AIER’s Everyday Price Index fell 0.1 percent in October after being unchanged in September. Over the past four months, the EPI has fallen 0.1 percent in two (October and July) and been unchanged in two (August and September). The EPI measures price changes people see in everyday purchases such as groceries, restaurant meals, gasoline, and utilities. It excludes prices of infrequently purchased, big-ticket items (such as cars, appliances, and furniture) and prices contractually fixed for prolonged periods (such as housing).
The Consumer Price Index, which includes everyday purchases as well as infrequently purchased, big-ticket items and contractually fixed items, rose 0.2 percent in October after posting gains of 0.1 percent in each of the prior two months. The EPI is not seasonally adjusted, so we compare it with the unadjusted CPI. Over the past 12 months, the EPI has risen 2.9 percent versus a 2.5 percent gain for the CPI.
The EPI including apparel, a broader measure that includes clothing and shoes, rose 0.1 percent in October and is up 2.6 percent over the past year. Apparel prices jumped 1.3 percent on a not-seasonally-adjusted basis in October, though over the past 12 months apparel prices are down 0.4 percent.
For the second month in a row, the performance of the index was largely driven by a decline in fuel and utilities prices (down 0.9 percent), which subtracted 0.12 percentage points. That decline was partially offset by higher prices for motor fuels (up 0.7 percent, adding 0.08 percentage points), tobacco and smoking products (up 1.5 percent, adding 0.03 percentage points), and restaurants (up 0.1 percent, adding 0.02 percentage points). In total, 11 of the 24 categories within the EPI were up in October while 12 were down and 1 was unchanged.
Over the past year, 21 of 24 categories show higher prices compared to a year ago while 3 show price declines. Eleven of the 21 categories with increases have 12-month gains between 0 and 2 percent, leaving 10 with gains above 2 percent. The category with the largest increase by far is motor fuel, for which prices are up 16.2 percent from a year ago.

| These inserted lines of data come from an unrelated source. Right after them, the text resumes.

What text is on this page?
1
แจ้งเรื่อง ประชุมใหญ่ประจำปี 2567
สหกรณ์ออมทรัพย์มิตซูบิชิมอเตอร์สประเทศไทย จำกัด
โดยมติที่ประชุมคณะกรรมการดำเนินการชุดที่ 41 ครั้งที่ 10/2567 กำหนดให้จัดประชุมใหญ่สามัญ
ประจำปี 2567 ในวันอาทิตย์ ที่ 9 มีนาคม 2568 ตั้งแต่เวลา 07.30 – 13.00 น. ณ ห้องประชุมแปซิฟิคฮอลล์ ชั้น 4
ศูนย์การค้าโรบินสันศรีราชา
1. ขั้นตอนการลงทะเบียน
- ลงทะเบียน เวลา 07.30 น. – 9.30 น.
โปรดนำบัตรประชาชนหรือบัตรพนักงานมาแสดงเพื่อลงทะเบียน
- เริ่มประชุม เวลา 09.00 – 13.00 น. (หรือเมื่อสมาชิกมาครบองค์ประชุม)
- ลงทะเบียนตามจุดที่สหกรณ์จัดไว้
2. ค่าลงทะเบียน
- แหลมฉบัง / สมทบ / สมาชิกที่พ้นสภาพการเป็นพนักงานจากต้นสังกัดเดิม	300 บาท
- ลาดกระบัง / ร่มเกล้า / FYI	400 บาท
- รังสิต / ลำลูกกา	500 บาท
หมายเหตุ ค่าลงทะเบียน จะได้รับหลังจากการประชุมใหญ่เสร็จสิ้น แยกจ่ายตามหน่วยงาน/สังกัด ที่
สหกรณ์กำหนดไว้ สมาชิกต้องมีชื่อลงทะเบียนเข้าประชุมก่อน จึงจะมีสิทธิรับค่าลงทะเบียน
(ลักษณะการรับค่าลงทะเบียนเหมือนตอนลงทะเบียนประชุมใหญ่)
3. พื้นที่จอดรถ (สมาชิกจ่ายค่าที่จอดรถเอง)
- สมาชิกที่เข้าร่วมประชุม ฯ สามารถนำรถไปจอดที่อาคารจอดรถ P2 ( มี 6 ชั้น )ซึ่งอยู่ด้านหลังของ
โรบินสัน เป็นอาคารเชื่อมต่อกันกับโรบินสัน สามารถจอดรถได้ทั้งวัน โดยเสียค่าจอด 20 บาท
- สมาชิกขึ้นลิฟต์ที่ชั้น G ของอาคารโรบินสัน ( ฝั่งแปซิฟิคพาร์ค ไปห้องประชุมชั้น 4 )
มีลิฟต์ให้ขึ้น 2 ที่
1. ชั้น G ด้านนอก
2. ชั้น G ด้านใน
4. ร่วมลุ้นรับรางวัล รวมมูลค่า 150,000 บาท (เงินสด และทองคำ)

The components with the largest weights in the EPI are food at home (20.7 percent), food away from home (17.1 percent), household fuels and utilities (13.4 percent), and motor fuel (12.7 percent). Together, these four categories account for 63.9 percent of the EPI. Among these important components, food at home is up just 0.1 percent from a year ago, food away from home is up 2.5 percent, household fuels and utilities are up 1.5 percent, and motor fuel is 16.2 percent higher. Most consumers watch prices, but certain ones, even among everyday purchases, tend to stand out. Food and gasoline prices tend to be volatile and get attention, particularly when prices rise quickly.
With four consecutive months of flat or falling everyday prices, the three-month annualized change in the EPI was −0.2 percent in October compared to −0.4 percent in September. Energy-related categories remain the most significant driver of monthly changes, and with crude oil prices falling sharply in mid-November it’s probable that the EPI will see a decline for the month of November. However, labor-intensive areas, especially restaurants, will likely continue to see upward price pressures given the tightness of the labor markets and recent acceleration in average hourly earnings.